Żeby dobrze zrozumieć dzisiejsze czytania, należy rozpocząć od zwrócenia szczególnej uwagi na pierwsze czytanie z Księgi Proroka Jeremiasza (Jr 31,31-34). Prorok ten piszący w trakcie niewoli babilońskiej, odpowiadał na poważne wątpliwości Izraelitów dotyczące wiary i religijności. Wydawało się im, że przykazania Boże są za ciężkie do wypełniania – dlatego oczekiwali, że Bóg dostosuje swoje zasady do ludzkich ograniczeń.
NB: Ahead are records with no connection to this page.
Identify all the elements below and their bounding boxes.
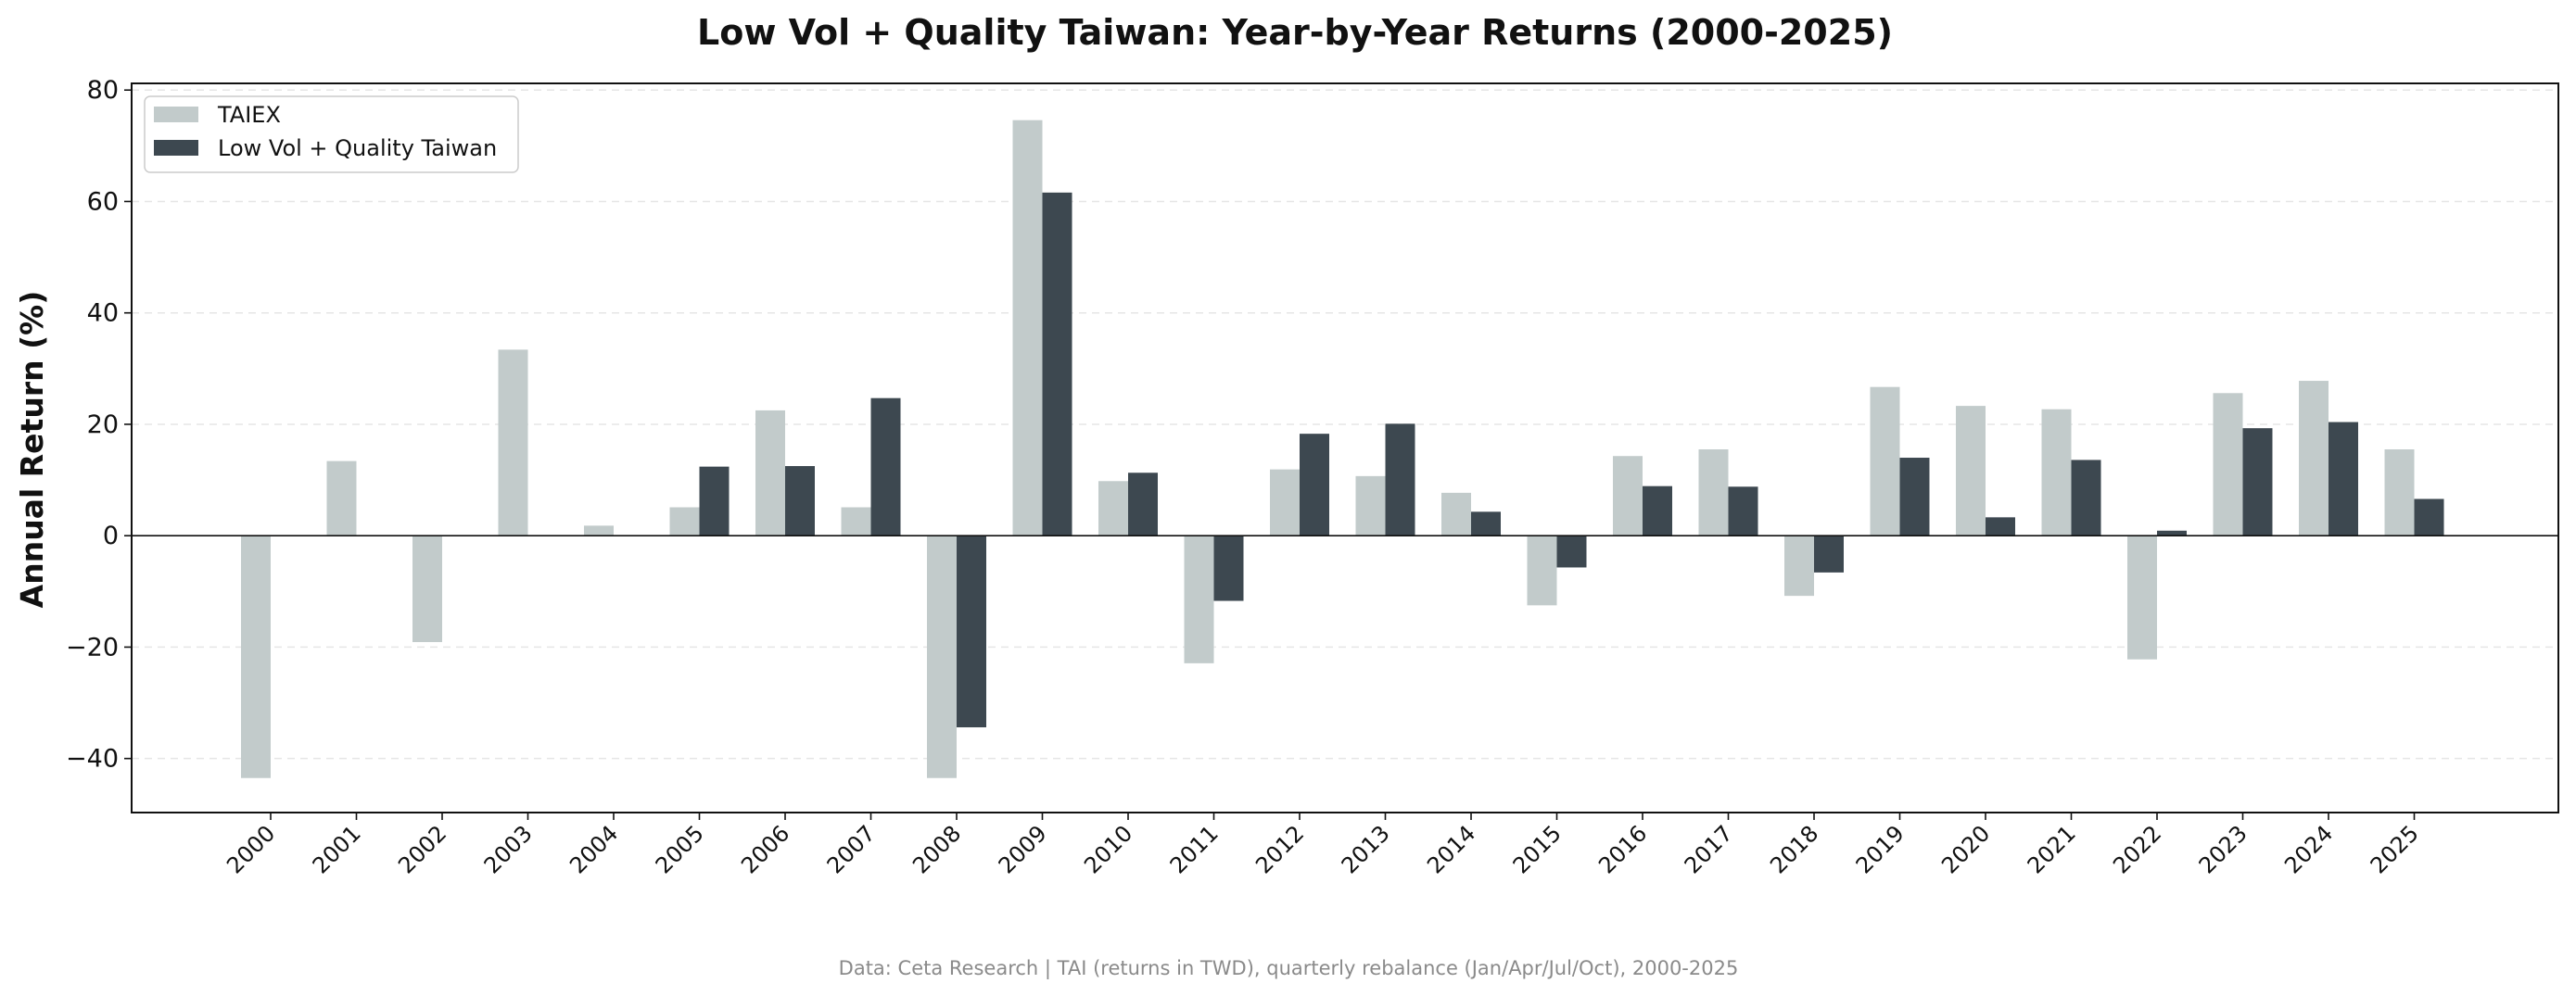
bar-taiex bbox=[2127, 536, 2157, 660]
gridlines bbox=[132, 89, 2558, 760]
y-tick-label: 80 bbox=[87, 76, 119, 105]
bar-low-vol-quality bbox=[1128, 473, 1158, 536]
bar-taiex bbox=[1012, 120, 1043, 536]
x-tick-label: 2016 bbox=[1593, 820, 1652, 878]
x-tick-label: 2023 bbox=[2194, 820, 2252, 878]
x-tick-label: 2018 bbox=[1765, 820, 1823, 878]
bar-taiex bbox=[1184, 536, 1214, 663]
bar-low-vol-quality bbox=[2242, 428, 2273, 536]
bars bbox=[241, 120, 2444, 778]
bar-taiex bbox=[241, 536, 271, 778]
legend-label-taiex: TAIEX bbox=[217, 102, 281, 128]
bar-low-vol-quality bbox=[870, 397, 901, 536]
x-tick-label: 2009 bbox=[994, 820, 1052, 878]
x-tick-label: 2013 bbox=[1337, 820, 1395, 878]
x-tick-label: 2021 bbox=[2023, 820, 2081, 878]
bar-taiex bbox=[1698, 449, 1729, 536]
bar-taiex bbox=[412, 536, 442, 643]
bar-low-vol-quality bbox=[2414, 498, 2444, 536]
bar-low-vol-quality bbox=[1385, 423, 1415, 536]
bar-taiex bbox=[1870, 386, 1900, 536]
bar-low-vol-quality bbox=[1814, 536, 1844, 573]
bar-taiex bbox=[1956, 406, 1986, 536]
bar-taiex bbox=[841, 507, 871, 536]
y-tick-label: −20 bbox=[66, 633, 119, 662]
bar-taiex bbox=[1784, 536, 1814, 597]
x-tick-label: 2025 bbox=[2366, 820, 2424, 878]
bar-taiex bbox=[584, 525, 614, 536]
y-tick-label: 0 bbox=[103, 522, 119, 550]
legend-frame bbox=[144, 95, 519, 173]
x-tick-label: 2010 bbox=[1079, 820, 1137, 878]
bar-low-vol-quality bbox=[1471, 511, 1501, 536]
bar-taiex bbox=[1613, 456, 1643, 536]
bar-taiex bbox=[2213, 393, 2243, 536]
bar-taiex bbox=[2384, 449, 2415, 536]
bar-low-vol-quality bbox=[957, 536, 986, 728]
bar-taiex bbox=[326, 460, 357, 536]
bar-taiex bbox=[2041, 409, 2072, 536]
bar-low-vol-quality bbox=[1986, 517, 2015, 536]
x-tick-label: 2017 bbox=[1680, 820, 1738, 878]
legend-swatch-taiex bbox=[154, 107, 198, 122]
y-axis-label: Annual Return (%) bbox=[14, 291, 50, 609]
bar-low-vol-quality bbox=[1213, 536, 1244, 601]
bar-low-vol-quality bbox=[1643, 485, 1672, 536]
x-tick-label: 2000 bbox=[222, 820, 280, 878]
bar-low-vol-quality bbox=[2157, 530, 2187, 536]
bar-low-vol-quality bbox=[2071, 460, 2101, 536]
bar-taiex bbox=[1098, 481, 1128, 536]
plot-frame bbox=[131, 82, 2559, 813]
x-tick-label: 2006 bbox=[736, 820, 794, 878]
x-axis-ticks: 2000 2001 2002 2003 2004 2005 2006 2007 2008 2009… bbox=[222, 813, 2424, 878]
bar-taiex bbox=[669, 507, 700, 536]
bar-taiex bbox=[1527, 536, 1557, 606]
x-tick-label: 2002 bbox=[393, 820, 451, 878]
bar-low-vol-quality bbox=[785, 466, 815, 536]
bar-low-vol-quality bbox=[2329, 422, 2358, 536]
chart-title: Low Vol + Quality Taiwan: Year-by-Year R… bbox=[697, 12, 1893, 53]
footnote: Data: Ceta Research | TAI (returns in TW… bbox=[839, 957, 1739, 980]
bar-taiex bbox=[755, 410, 785, 536]
legend-swatch-low-vol-quality bbox=[154, 140, 198, 156]
x-tick-label: 2001 bbox=[308, 820, 366, 878]
x-tick-label: 2019 bbox=[1851, 820, 1910, 878]
bar-low-vol-quality bbox=[1899, 458, 1930, 536]
bar-low-vol-quality bbox=[699, 466, 730, 536]
plot-area-border bbox=[131, 82, 2559, 813]
x-tick-label: 2014 bbox=[1422, 820, 1480, 878]
bar-low-vol-quality bbox=[1300, 434, 1329, 536]
bar-taiex bbox=[498, 349, 528, 536]
y-tick-label: 60 bbox=[87, 187, 119, 216]
bar-taiex bbox=[1355, 475, 1386, 536]
x-tick-label: 2022 bbox=[2108, 820, 2166, 878]
x-tick-label: 2011 bbox=[1165, 820, 1224, 878]
bar-low-vol-quality bbox=[1728, 486, 1758, 536]
x-tick-label: 2020 bbox=[1936, 820, 1995, 878]
y-axis-ticks: −40 −20 0 20 40 60 80 bbox=[66, 76, 132, 774]
x-tick-label: 2003 bbox=[479, 820, 538, 878]
bar-low-vol-quality bbox=[1556, 536, 1587, 568]
legend-label-low-vol-quality: Low Vol + Quality Taiwan bbox=[218, 135, 497, 161]
x-tick-label: 2005 bbox=[651, 820, 709, 878]
x-tick-label: 2008 bbox=[907, 820, 966, 878]
y-tick-label: 40 bbox=[87, 299, 119, 328]
bar-taiex bbox=[1270, 469, 1300, 536]
x-tick-label: 2007 bbox=[822, 820, 881, 878]
x-tick-label: 2015 bbox=[1508, 820, 1567, 878]
bar-taiex bbox=[927, 536, 957, 778]
bar-taiex bbox=[2299, 381, 2329, 536]
legend: TAIEX Low Vol + Quality Taiwan bbox=[144, 95, 519, 173]
x-tick-label: 2012 bbox=[1250, 820, 1309, 878]
y-tick-label: −40 bbox=[66, 745, 119, 774]
x-tick-label: 2004 bbox=[565, 820, 623, 878]
y-tick-label: 20 bbox=[87, 410, 119, 439]
x-tick-label: 2024 bbox=[2279, 820, 2338, 878]
bar-taiex bbox=[1441, 492, 1471, 536]
bar-low-vol-quality bbox=[1042, 192, 1072, 536]
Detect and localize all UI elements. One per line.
Takie rozwiązanie – choć „na chłopski rozum” brzmi dobrze – to jednak jest bardzo mylące: oznaczałoby, że to my jesteśmy niezmienni, a prawo Boże może ulegać reformom. Gdyby tak było, to my byśmy byli jakby bogami, a Bóg – naszym służącym.
Chociaż taki pomysł brzmi kusząco, to jednak byłby bezsensowny: widzimy bowiem, że wielokrotnie nie możemy sami sobie pomóc ani nawet rozwiązać jakichś trudności – więc będąc „bogami” zdanymi na samych siebie nie mielibyśmy szans na przezwyciężenie najcięższych problemów. A więc to my musimy się dostosować do Bożego prawa, a nie ono do nas. Brzmi słusznie, ale jak to wykonać?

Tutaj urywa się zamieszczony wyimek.